To say the morning was rough is an understatement. It was one of “those” mornings. You know, the morning where nobody wants to get up, everyone is missing a sock, shoe or backpack, and no matter how fast you go you find yourself at least 5 minutes behind schedule. As the morning progressed, I found myself more and more flustered and before I knew it I had grouched at both of my kids leaving all of us in tears. “Definitely not winning Mom of the Year,” I thought.
Does this sound familiar? I see it every day; parents continually beating themselves up because they didn’t do this or they should have done that. I’ve been there many times. Truthfully, more than I would like to admit. Nobody tells you the hardest realization as a parent is the day you understand no matter how hard you try, no matter how much you want to be perfect, you are going to fail your child sometimes. The guilt that follows this realization can be paralyzing. I remember living in an idyllic pre-child world in which my children always ate organic foods, never misbehaved in public and I had the patience of a saint. Boy, was I living in a fantasy!

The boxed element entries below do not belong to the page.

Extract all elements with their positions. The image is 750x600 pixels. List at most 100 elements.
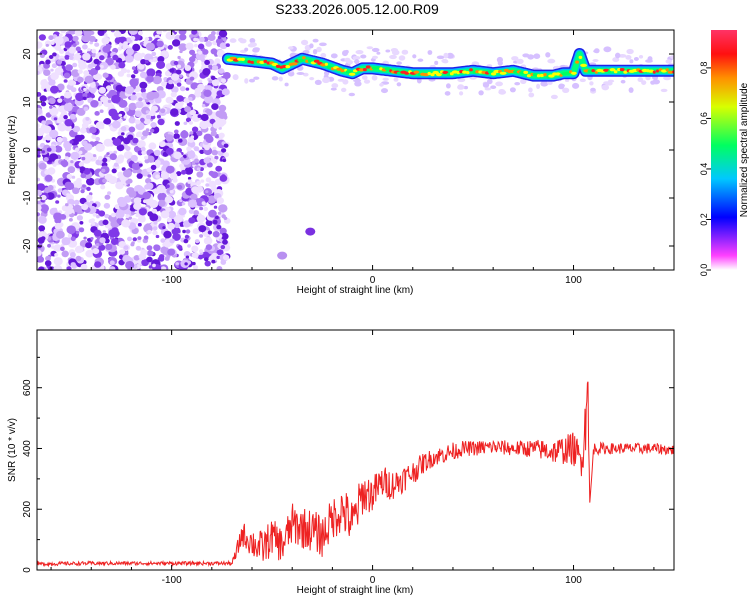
noise-point bbox=[177, 245, 183, 250]
noise-point bbox=[220, 78, 227, 84]
noise-point bbox=[222, 254, 230, 261]
halo-point bbox=[625, 55, 632, 60]
halo-point bbox=[244, 78, 249, 84]
noise-point bbox=[207, 64, 213, 70]
noise-point bbox=[59, 105, 64, 110]
halo-point bbox=[354, 59, 360, 65]
noise-point bbox=[161, 170, 166, 175]
noise-point bbox=[53, 257, 63, 266]
noise-point bbox=[211, 259, 216, 264]
halo-point bbox=[572, 82, 580, 89]
noise-point bbox=[212, 65, 219, 71]
noise-point bbox=[38, 215, 47, 224]
noise-point bbox=[201, 201, 206, 206]
noise-point bbox=[37, 204, 42, 211]
noise-point bbox=[118, 61, 126, 69]
noise-point bbox=[103, 98, 113, 108]
noise-point bbox=[218, 30, 228, 38]
noise-point bbox=[86, 194, 93, 201]
trace-hotspot bbox=[543, 73, 547, 77]
noise-point bbox=[199, 206, 204, 211]
noise-point bbox=[65, 152, 71, 158]
noise-point bbox=[199, 120, 209, 130]
noise-point bbox=[60, 246, 65, 251]
halo-point bbox=[645, 59, 653, 63]
halo-point bbox=[314, 79, 322, 85]
noise-point bbox=[139, 81, 148, 89]
noise-point bbox=[187, 151, 196, 159]
noise-point bbox=[111, 94, 121, 104]
noise-point bbox=[71, 175, 76, 179]
noise-point bbox=[152, 226, 158, 231]
noise-point bbox=[131, 66, 137, 70]
noise-point bbox=[77, 76, 84, 83]
noise-point bbox=[133, 254, 140, 261]
x-tick-label: 100 bbox=[565, 275, 582, 286]
noise-point bbox=[199, 249, 204, 253]
noise-point bbox=[133, 69, 139, 75]
noise-point bbox=[160, 266, 167, 270]
halo-point bbox=[371, 75, 378, 81]
noise-point bbox=[70, 236, 76, 242]
noise-point bbox=[140, 146, 146, 152]
noise-point bbox=[63, 72, 71, 79]
noise-point bbox=[137, 124, 142, 128]
noise-point bbox=[154, 159, 161, 166]
noise-point bbox=[80, 100, 84, 104]
trace-hotspot bbox=[532, 73, 539, 77]
noise-point bbox=[48, 35, 54, 41]
noise-point bbox=[212, 40, 218, 46]
halo-point bbox=[533, 53, 541, 59]
halo-point bbox=[330, 87, 337, 91]
noise-point bbox=[199, 36, 205, 43]
noise-point bbox=[135, 132, 141, 138]
noise-point bbox=[121, 132, 125, 136]
halo-point bbox=[353, 79, 362, 83]
noise-point bbox=[40, 63, 45, 68]
noise-point bbox=[95, 143, 105, 152]
noise-point bbox=[191, 30, 198, 35]
noise-point bbox=[149, 99, 154, 104]
noise-point bbox=[52, 52, 57, 57]
halo-point bbox=[463, 85, 468, 90]
halo-point bbox=[371, 47, 380, 53]
trace-hotspot bbox=[607, 70, 611, 74]
noise-point bbox=[169, 189, 174, 194]
noise-point bbox=[37, 147, 42, 155]
halo-point bbox=[618, 54, 627, 58]
noise-point bbox=[203, 206, 208, 212]
halo-point bbox=[487, 78, 493, 85]
noise-point bbox=[219, 227, 227, 235]
noise-point bbox=[56, 59, 63, 65]
noise-point bbox=[170, 73, 180, 81]
noise-point bbox=[200, 57, 206, 63]
noise-point bbox=[188, 96, 193, 101]
noise-point bbox=[210, 171, 217, 178]
noise-point bbox=[73, 204, 82, 213]
noise-point bbox=[145, 178, 152, 184]
halo-point bbox=[482, 82, 490, 88]
noise-point bbox=[189, 131, 194, 135]
noise-point bbox=[41, 101, 47, 107]
noise-point bbox=[61, 250, 69, 258]
noise-point bbox=[188, 209, 194, 215]
noise-point bbox=[119, 249, 126, 255]
noise-point bbox=[223, 152, 229, 158]
halo-point bbox=[341, 87, 347, 93]
halo-point bbox=[443, 52, 449, 59]
noise-point bbox=[83, 106, 89, 112]
halo-point bbox=[398, 55, 406, 61]
noise-point bbox=[88, 219, 94, 224]
trace-hotspot bbox=[362, 68, 367, 72]
noise-point bbox=[137, 222, 142, 227]
halo-point bbox=[249, 38, 256, 44]
noise-point bbox=[217, 211, 222, 215]
halo-point bbox=[379, 82, 384, 87]
halo-point bbox=[362, 75, 368, 80]
noise-point bbox=[200, 179, 205, 183]
noise-point bbox=[63, 115, 68, 120]
noise-point bbox=[79, 166, 86, 172]
noise-point bbox=[130, 74, 136, 79]
x-tick-label: -100 bbox=[162, 575, 182, 586]
noise-point bbox=[111, 212, 116, 218]
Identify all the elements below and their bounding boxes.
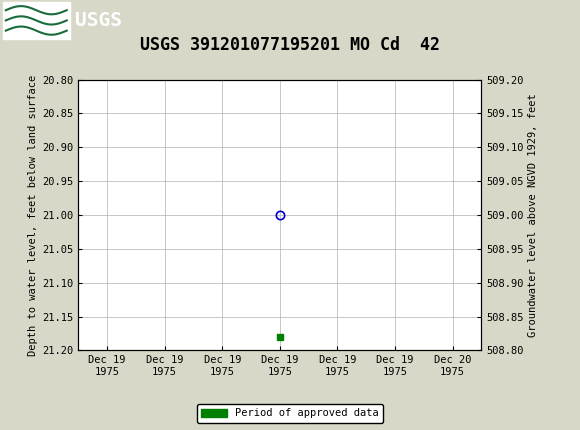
Text: USGS: USGS [75, 11, 122, 30]
Text: USGS 391201077195201 MO Cd  42: USGS 391201077195201 MO Cd 42 [140, 36, 440, 54]
Y-axis label: Groundwater level above NGVD 1929, feet: Groundwater level above NGVD 1929, feet [528, 93, 538, 337]
Bar [3, 2, 70, 39]
Legend: Period of approved data: Period of approved data [197, 404, 383, 423]
Y-axis label: Depth to water level, feet below land surface: Depth to water level, feet below land su… [28, 74, 38, 356]
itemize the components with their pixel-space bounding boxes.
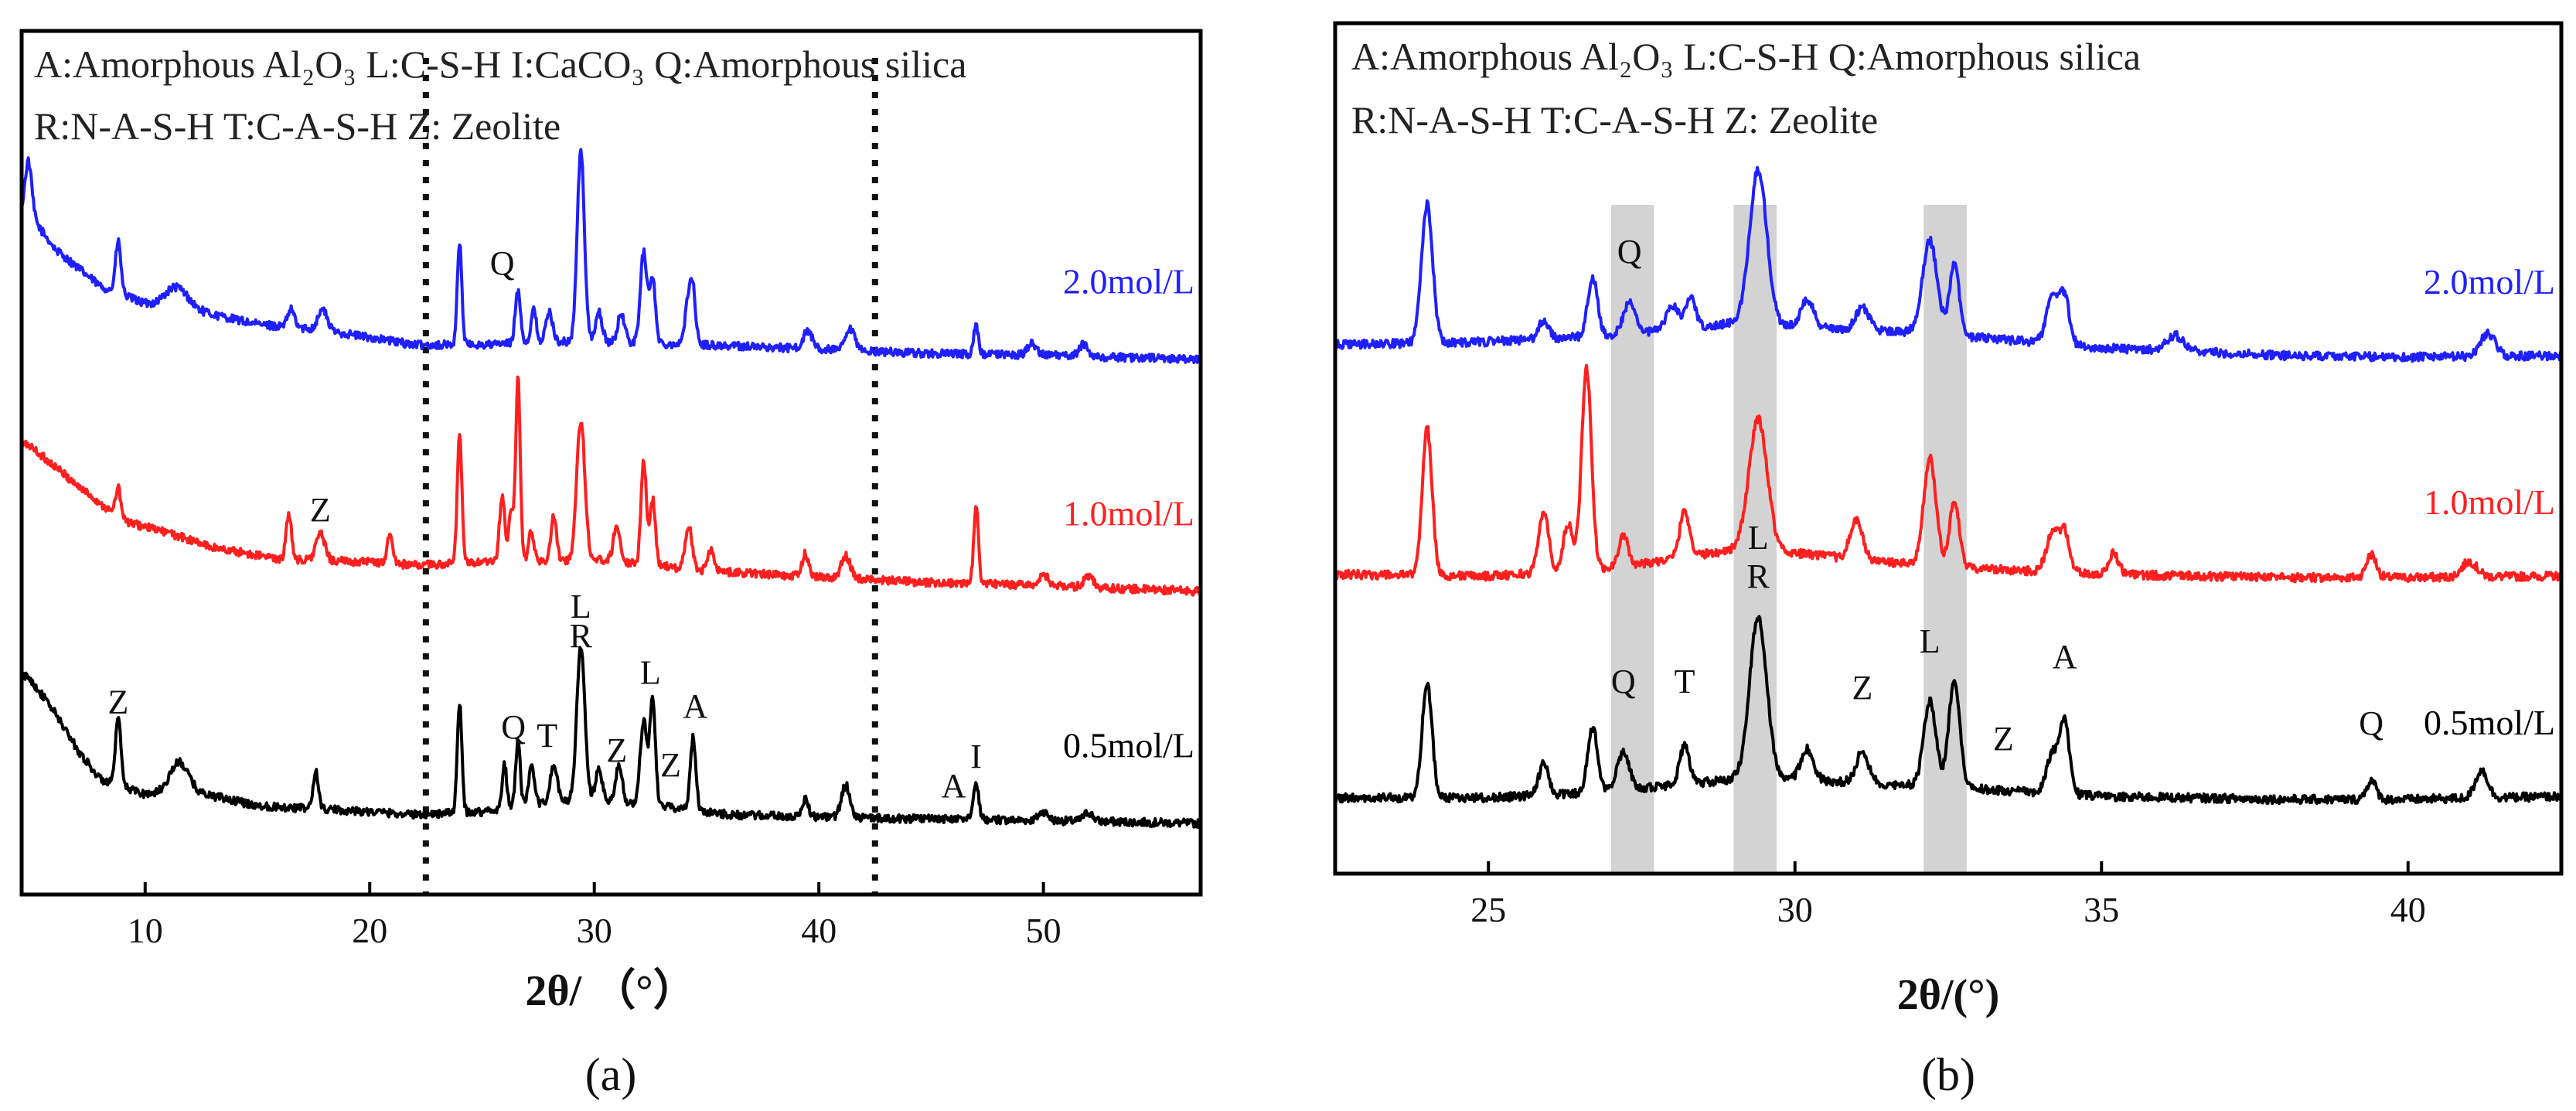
series-labels: 2.0mol/L 1.0mol/L 0.5mol/L [1063, 262, 1194, 765]
legend-line-1: A:Amorphous Al₂O₃ L:C-S-H I:CaCO₃ Q:Amor… [34, 43, 966, 86]
series-label: 1.0mol/L [2424, 482, 2555, 522]
peak-label-i: I [970, 738, 982, 775]
caption-letter: (b) [1921, 1049, 1975, 1100]
x-axis-ticks: 25 30 35 40 [1470, 861, 2426, 929]
peak-label-r: R [570, 617, 593, 655]
series-line-20molL [20, 148, 1202, 364]
series-line-10molL [20, 375, 1202, 597]
series-line-20molL [1334, 165, 2562, 363]
series-label: 2.0mol/L [1063, 262, 1194, 302]
peak-label-z: Z [1993, 720, 2014, 758]
series-labels: 2.0mol/L 1.0mol/L 0.5mol/L [2424, 262, 2555, 742]
peak-label-z: Z [1852, 669, 1873, 707]
series-group [20, 148, 1202, 830]
peak-label-l: L [1748, 519, 1769, 557]
series-line-10molL [1334, 363, 2562, 584]
peak-label-l: L [571, 588, 591, 625]
x-axis-label: 2θ/(°) [1897, 971, 1999, 1019]
x-axis-ticks: 10 20 30 40 50 [128, 882, 1061, 950]
caption-letter-text: a [601, 1049, 622, 1100]
peak-label-q: Q [501, 708, 526, 746]
x-tick-label: 40 [2390, 890, 2426, 929]
x-tick-label: 50 [1026, 911, 1061, 950]
series-line-05molL [20, 646, 1201, 830]
series-label: 0.5mol/L [2424, 703, 2555, 742]
legend-line-2: R:N-A-S-H T:C-A-S-H Z: Zeolite [1351, 98, 1878, 141]
plot-frame [19, 29, 1203, 897]
caption-letter: (a) [585, 1049, 637, 1100]
peak-label-t: T [1675, 663, 1695, 700]
peak-label-q: Q [1611, 663, 1636, 700]
x-tick-label: 30 [577, 911, 612, 950]
x-tick-label: 10 [128, 911, 163, 950]
peak-label-q: Q [2359, 704, 2383, 742]
x-tick-label: 20 [352, 911, 387, 950]
shaded-bands [1610, 205, 1967, 874]
series-label: 1.0mol/L [1063, 494, 1194, 533]
peak-label-q: Q [490, 244, 515, 282]
peak-label-a: A [2053, 638, 2077, 676]
x-tick-label: 35 [2084, 890, 2119, 929]
peak-label-q: Q [1617, 233, 1642, 271]
peak-label-z: Z [310, 491, 331, 529]
peak-label-l: L [640, 654, 661, 692]
series-label: 0.5mol/L [1063, 726, 1194, 765]
legend-line-1: A:Amorphous Al₂O₃ L:C-S-H Q:Amorphous si… [1351, 35, 2141, 78]
peak-label-l: L [1920, 622, 1941, 660]
x-axis-label: 2θ/ （°） [525, 966, 696, 1015]
plot-frame [1333, 21, 2564, 876]
dotted-markers [422, 58, 878, 895]
peak-label-z: Z [660, 746, 681, 784]
legend-line-2: R:N-A-S-H T:C-A-S-H Z: Zeolite [34, 104, 561, 148]
peak-label-t: T [537, 717, 557, 755]
x-tick-label: 30 [1777, 890, 1813, 929]
series-label: 2.0mol/L [2424, 262, 2555, 302]
caption-letter-text: b [1937, 1049, 1960, 1100]
peak-label-z: Z [606, 731, 627, 769]
peak-label-z: Z [107, 683, 128, 721]
x-tick-label: 40 [801, 911, 837, 950]
x-tick-label: 25 [1470, 890, 1506, 929]
peak-label-a: A [942, 767, 966, 805]
peak-label-r: R [1746, 557, 1770, 595]
series-group [1334, 165, 2563, 806]
peak-label-a: A [683, 687, 708, 725]
series-line-05molL [1334, 615, 2563, 806]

What if we have it all wrong? What if our parenting failures are actually our greatest teaching moments? What if as we beat ourselves up about every mishap or mistake we make, we are actually robbing our children of some strong life lessons? As biased as we are about our children, we all know they are not perfect. And I, for one, do not want my children to ever feel they have to be perfect. Yet they see me hold myself to an impossible standard. They see me become overwhelmed and frustrated when I make a mistake or life feels like it is too much. They see me mess up… a lot. Something has to change.
I can work harder. I can take steps to improve. Unfortunately, I will never be the perfect mom. But, I CAN teach my children how to use failure as a catapult for success. I can use every slip-up as a learning opportunity and show them how to pick up the pieces and continue. I can teach my children to have grit and confidence. I can make every mistake count and mean something. My children will see me take accountability. They will see me apologize and make amends. They will see me handle my errors in judgment with the practices I hope they will use when they find themselves in similar situations.
Life is messy and the greatest lessons I have learned are the result of many failures. I can’t be the perfect mom but I can model how to persevere in the face of failure. Besides loving one another, this may be the greatest lesson of all. If I can teach them this, I think I can embrace being a very imperfect mom.